Suspendus à titre provisoire depuis le 20 octobre pour des soupçons de corruption, six membres de la Fifa ont vu leurs sanctions confirmées et assorties de fortes amendes. A l'issue de trois jours de réunion de la commission d'éthique, le président de l'instance M. Sulser a reconnu que les décisions avaient été « très difficiles à prendre, car il y a eu beaucoup d'enjeux ».
Au terme des débats, c'est Amos Adamu qui écope de la plus lourde peine. Membre du comité exécutif de l'instance dirigeante du football international, il a été condamné à une « interdiction d'exercice de toutes activités relatives au football au niveau national et international pour une durée de trois ans » et à une amende de 10.000 francs suisses (7.440 euros), a indiqué le président de la commission d'éthique Claudio Sulser. Une sanction qui intervient après la parution d'un article du Sunday time selon lequel Amos Adamu aurait demandé 570.000 euros pour appuyer une candidature.

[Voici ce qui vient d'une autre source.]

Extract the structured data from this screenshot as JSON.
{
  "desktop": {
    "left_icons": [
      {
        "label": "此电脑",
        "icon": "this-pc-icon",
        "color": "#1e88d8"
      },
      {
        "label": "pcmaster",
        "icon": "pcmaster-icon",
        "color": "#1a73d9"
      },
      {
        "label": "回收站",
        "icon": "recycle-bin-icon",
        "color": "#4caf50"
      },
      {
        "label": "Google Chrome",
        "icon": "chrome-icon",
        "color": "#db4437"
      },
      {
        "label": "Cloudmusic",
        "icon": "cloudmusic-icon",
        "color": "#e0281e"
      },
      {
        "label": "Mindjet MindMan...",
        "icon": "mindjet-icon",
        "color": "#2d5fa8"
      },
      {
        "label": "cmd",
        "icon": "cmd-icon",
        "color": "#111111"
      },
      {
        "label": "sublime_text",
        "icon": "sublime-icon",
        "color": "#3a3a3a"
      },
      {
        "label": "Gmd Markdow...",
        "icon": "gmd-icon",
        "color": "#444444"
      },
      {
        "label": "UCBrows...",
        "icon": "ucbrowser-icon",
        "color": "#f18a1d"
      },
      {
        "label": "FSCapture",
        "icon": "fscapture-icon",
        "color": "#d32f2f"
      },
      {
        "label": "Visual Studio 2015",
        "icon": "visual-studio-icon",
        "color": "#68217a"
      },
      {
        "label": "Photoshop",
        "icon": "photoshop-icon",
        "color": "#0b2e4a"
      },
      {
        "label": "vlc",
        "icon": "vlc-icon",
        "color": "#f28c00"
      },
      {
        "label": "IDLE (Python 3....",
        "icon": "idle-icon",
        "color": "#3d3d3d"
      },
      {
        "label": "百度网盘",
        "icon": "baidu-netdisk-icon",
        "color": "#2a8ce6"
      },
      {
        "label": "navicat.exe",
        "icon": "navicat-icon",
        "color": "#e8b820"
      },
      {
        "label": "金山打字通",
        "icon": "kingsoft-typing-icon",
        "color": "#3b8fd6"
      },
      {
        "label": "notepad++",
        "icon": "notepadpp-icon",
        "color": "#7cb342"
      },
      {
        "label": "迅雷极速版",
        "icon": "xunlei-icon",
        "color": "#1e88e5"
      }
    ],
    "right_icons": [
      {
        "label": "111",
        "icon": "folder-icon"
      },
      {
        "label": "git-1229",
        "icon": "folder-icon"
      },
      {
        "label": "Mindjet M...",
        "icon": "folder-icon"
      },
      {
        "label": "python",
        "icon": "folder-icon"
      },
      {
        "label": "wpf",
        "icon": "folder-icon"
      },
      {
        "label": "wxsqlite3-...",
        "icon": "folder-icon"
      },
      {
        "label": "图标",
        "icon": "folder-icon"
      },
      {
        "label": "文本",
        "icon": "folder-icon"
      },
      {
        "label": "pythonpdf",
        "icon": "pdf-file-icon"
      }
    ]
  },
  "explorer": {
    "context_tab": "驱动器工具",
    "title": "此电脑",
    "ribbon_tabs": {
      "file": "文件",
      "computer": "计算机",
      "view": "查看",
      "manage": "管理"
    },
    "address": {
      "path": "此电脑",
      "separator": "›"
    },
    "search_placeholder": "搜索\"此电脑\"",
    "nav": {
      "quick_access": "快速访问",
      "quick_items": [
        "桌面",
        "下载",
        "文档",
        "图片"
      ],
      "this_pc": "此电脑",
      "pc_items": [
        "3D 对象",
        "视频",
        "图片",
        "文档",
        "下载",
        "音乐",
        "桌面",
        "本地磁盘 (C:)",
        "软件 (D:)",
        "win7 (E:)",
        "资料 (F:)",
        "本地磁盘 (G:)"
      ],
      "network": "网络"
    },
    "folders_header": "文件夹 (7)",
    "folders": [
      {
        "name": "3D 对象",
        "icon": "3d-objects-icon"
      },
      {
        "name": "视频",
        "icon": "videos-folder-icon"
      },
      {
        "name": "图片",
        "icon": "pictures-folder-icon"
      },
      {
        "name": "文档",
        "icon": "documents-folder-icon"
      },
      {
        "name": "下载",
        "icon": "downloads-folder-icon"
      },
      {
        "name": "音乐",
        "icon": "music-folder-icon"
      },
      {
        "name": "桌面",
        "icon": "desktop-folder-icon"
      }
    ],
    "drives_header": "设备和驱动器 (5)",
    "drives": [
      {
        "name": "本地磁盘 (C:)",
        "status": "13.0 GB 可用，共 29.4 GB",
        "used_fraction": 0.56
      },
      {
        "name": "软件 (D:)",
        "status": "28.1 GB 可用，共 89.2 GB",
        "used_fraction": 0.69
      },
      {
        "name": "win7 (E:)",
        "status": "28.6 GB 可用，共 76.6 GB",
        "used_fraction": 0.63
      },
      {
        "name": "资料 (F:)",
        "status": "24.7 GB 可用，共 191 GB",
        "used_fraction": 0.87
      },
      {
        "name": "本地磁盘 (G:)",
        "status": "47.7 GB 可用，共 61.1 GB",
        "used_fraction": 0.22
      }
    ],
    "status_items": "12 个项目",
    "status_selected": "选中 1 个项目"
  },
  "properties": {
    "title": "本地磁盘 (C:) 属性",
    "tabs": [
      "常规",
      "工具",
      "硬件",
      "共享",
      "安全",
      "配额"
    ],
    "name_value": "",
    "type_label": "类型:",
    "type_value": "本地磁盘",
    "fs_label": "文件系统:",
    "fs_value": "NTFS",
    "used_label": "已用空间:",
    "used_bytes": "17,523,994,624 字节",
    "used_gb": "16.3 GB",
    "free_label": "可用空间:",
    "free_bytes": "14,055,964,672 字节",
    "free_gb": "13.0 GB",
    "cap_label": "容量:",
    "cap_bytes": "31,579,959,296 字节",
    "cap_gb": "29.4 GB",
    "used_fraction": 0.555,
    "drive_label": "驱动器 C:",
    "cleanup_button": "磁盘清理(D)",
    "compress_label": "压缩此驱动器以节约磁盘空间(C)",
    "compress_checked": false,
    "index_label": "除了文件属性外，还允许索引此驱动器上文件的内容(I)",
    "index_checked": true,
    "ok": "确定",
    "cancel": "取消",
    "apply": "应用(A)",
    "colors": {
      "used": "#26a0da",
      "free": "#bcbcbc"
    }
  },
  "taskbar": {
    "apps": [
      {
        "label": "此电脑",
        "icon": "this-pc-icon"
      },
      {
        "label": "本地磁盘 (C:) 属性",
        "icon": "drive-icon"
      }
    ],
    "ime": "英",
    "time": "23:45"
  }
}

1,6 million d'euros pour soutenir une candidature
Le Tahïtien Reynald Temarii a lui aussi été lourdement sanctionné : il écope d'un an de suspension et devra s'acquitter d'une amende de 5.000 francs suisses (3.720 euros). Selon le Sunday time, Reynald Temarii, qui plaide sa « bonne foi », aurait demandé 1,6 million d'euros au profit d'une académie des sports en échange de son soutien à une candidature pour l'organisation d'un Mondial.
Quatre autres membres ont été condamnés à des suspensions de leurs activités et à des amendes. Tous sont accusés par la fédération d'avoir enfreint plusieurs articles du code d'éthique de la Fifa.
Pas de collusion entre le Qatar, le Portugal et l'Espagne
Dans cette affaire, la candidature Hispano-Portugaise et le Qatar étaient aussi pointés du doigt avec des soupçons de collusion dans l'attribution des Coupes du monde 2018 et 2022. Toutefois la fédération a estimé qu'elle ne disposait pas « d'éléments suffisant » et a n'a pas prononcé de sanction à l'encontre de ces pays.
Une affaire qui ternie l'image de la Fifa comme le déplore Caudio Sulser : « Avec cette décision qu'on a malheureusement dû prendre, il y a un message qui est passé. On ne peut pas changer le monde, mais c'est une petite goutte d'eau pour modeler le monde dans le bon sens. Le préjudice est très grand pour l'image de la Fifa ».